Tuesday, May 13, 2014

Mother's Day

I woke up early Sunday morning and the first thing Gary said to me was "Happy Mother's Day, Hon!" and the first thing I said was "Uggg.....I hate Mother's Day!"


You are sorry that you don't get to wake up to my ray of sunshine-y personality, aren't you?!


Yes...I admit it...I hate Mother's day.


I don't hate being a mom.  I love my children.  They are some of the smartest, funniest, most creative, most annoying, most exasperating, kindest, most loving children I have ever met.  They accept everyone just the way they are and draw them in to their circle of friends.  They hate doing the dishes or any other household chores.  They love all things related to technology.  They are good, responsible students who mostly get "A's" and always have me going to the award ceremonies at the end of the year where they are in the 4.0 or higher GPA group.  They always wait until the very last minute to do their homework.  They love to hear their siblings scream "LEAVE ME ALONE!!" and have gotten very proficient at finding a way to make them say it often.  They are always where they say they are going to be.  They have the best friends on the planet that are fun to hang around.  Their rooms are NEVER clean.  They are just GOOD!!

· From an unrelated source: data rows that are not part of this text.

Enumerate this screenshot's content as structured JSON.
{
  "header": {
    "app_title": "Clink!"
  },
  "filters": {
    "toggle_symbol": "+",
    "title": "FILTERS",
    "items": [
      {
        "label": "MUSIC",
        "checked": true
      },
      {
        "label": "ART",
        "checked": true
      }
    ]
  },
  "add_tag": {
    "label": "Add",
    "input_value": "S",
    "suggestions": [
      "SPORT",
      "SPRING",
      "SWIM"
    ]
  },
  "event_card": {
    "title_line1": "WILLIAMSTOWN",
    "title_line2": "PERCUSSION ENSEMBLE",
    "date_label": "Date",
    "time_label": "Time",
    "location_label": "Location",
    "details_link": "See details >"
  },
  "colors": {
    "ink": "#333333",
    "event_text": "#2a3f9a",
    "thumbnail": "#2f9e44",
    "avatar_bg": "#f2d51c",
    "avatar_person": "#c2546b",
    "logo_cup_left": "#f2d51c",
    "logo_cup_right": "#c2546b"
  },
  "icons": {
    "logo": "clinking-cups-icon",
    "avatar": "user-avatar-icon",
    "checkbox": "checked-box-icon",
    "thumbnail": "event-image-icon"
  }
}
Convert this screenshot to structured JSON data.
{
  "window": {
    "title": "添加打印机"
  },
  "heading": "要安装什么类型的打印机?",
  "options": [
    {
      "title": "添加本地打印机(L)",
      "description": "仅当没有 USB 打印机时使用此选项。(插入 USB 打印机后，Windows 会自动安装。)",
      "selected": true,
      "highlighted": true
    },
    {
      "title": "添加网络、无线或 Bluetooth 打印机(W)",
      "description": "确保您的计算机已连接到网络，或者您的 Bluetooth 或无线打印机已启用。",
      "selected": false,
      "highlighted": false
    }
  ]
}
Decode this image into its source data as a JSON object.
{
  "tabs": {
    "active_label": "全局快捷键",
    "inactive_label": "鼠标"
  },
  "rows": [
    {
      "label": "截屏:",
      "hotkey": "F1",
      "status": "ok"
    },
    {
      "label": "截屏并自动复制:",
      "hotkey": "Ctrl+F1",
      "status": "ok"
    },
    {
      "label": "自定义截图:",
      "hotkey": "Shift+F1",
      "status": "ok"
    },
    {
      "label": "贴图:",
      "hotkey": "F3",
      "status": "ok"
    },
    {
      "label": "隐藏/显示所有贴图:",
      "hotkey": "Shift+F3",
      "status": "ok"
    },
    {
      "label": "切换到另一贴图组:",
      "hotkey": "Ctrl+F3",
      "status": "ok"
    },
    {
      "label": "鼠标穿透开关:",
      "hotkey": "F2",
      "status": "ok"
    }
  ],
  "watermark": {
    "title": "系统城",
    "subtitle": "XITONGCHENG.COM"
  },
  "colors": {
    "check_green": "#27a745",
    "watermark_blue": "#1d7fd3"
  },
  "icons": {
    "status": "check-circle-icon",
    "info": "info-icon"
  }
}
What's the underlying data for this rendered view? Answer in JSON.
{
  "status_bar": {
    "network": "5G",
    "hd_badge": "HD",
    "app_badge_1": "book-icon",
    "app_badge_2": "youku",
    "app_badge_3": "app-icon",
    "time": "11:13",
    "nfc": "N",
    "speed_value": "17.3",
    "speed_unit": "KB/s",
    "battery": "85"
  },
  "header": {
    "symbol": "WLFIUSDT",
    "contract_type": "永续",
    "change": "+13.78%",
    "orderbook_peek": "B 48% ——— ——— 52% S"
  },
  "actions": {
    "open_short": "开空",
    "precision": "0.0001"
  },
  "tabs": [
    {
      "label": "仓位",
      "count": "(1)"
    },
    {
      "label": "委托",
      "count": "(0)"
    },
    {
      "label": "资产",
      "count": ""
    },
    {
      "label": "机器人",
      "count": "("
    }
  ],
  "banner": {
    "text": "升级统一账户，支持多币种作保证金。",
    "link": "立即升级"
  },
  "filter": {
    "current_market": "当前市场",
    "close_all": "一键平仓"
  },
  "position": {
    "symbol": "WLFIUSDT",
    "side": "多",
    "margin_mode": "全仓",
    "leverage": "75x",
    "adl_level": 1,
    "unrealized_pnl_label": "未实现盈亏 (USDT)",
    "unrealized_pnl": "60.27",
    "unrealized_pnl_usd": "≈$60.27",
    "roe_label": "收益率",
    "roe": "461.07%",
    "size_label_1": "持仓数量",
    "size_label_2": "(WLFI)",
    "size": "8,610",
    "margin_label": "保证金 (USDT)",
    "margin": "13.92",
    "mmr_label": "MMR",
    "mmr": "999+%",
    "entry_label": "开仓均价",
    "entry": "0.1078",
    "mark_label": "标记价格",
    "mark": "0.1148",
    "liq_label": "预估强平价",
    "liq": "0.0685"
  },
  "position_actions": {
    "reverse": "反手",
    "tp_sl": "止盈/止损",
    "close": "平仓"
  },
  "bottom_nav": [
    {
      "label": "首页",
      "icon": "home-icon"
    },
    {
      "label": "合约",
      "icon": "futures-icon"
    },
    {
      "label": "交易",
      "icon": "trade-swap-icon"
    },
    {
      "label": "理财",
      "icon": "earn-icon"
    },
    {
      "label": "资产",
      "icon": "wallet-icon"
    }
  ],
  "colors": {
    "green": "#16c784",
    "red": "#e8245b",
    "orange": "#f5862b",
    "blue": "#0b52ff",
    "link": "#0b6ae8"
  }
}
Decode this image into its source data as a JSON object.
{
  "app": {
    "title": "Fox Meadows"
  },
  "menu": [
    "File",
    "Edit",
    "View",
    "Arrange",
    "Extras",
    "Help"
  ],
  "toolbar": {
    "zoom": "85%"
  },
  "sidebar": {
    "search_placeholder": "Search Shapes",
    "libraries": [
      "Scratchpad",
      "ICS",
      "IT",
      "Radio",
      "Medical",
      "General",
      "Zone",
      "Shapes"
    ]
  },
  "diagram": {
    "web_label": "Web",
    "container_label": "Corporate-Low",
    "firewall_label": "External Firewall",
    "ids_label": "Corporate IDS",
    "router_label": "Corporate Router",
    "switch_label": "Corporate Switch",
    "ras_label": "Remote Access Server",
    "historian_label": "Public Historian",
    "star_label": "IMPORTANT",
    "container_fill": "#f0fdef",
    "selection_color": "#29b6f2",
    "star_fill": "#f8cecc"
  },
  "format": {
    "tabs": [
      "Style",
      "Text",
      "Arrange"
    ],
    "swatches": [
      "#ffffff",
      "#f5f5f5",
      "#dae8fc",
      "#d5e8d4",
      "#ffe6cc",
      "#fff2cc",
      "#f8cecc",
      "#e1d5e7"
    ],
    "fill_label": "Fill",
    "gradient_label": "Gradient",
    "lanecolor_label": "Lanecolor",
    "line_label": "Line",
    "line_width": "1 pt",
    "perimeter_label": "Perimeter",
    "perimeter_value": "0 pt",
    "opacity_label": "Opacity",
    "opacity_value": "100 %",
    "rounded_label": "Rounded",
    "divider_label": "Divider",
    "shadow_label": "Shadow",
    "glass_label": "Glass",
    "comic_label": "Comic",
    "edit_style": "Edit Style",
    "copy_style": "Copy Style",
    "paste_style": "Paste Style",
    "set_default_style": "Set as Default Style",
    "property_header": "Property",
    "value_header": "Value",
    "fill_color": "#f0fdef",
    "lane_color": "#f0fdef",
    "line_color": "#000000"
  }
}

Yet, I still hate Mother's day.  It's a low self-esteem thing.  I hear all of the inspiring stories of all the most wonderful of mothers and I kind of sit and do an evaluation with my "Most Wonderful Mother" checklist and most of the boxes are not checked off.  I won't even go into all of the ways I fail as a mother.


Our day started off with me getting grumpy because we were running late for church and Emily needed to be there early to sing.  She ran in just in the nick of time and I was desperately trying to get in to hear her but Carson is the friendliest, most social boy on the planet and had to say "hello" to all of his friends before he could go inside.  Luckily, I got in just in time to hear her sing but I had an invisible storm cloud over my head.  Then I cried during the opening hymn, one of my children refused to go sing with the group singing the special musical number, and Carson decided that he needed to throw-up during the song so I took him out to get a drink (he didn't throw up, he's just learned the way to get out of church for a few minutes).


Then something happened.  I don't even know what it was exactly.  Kinsey insisted that we take family pictures after church which is usually the best way to get us mad at each other but we managed to have a semi-good time and then I came home and took a nap.  When I woke up, I saw all of the pictures that Kinsey spent the day editing and I marveled at this beautiful family that God has given me.  We aren't perfect by any stretch of the imagination.  We are all a tad (times a million) bit awkward.  We aren't sporty.  We're all a little artsy.  Some of us are musical.  Some of us are not.  We all try to be kind to others but sometimes we fail.  We are all doing the best that we can.


Plus, my husband still loves me.


I guess I will just have to admit, that while I may not be the perfect mother, I have some pretty incredible children so I haven't failed completely!


What more could a girl ask for?!


Happy Mother's Day from this very imperfect mother!!

1 comment:

4 Little Blue Birds said...

I think your pretty perfect... And very funny. Love ya!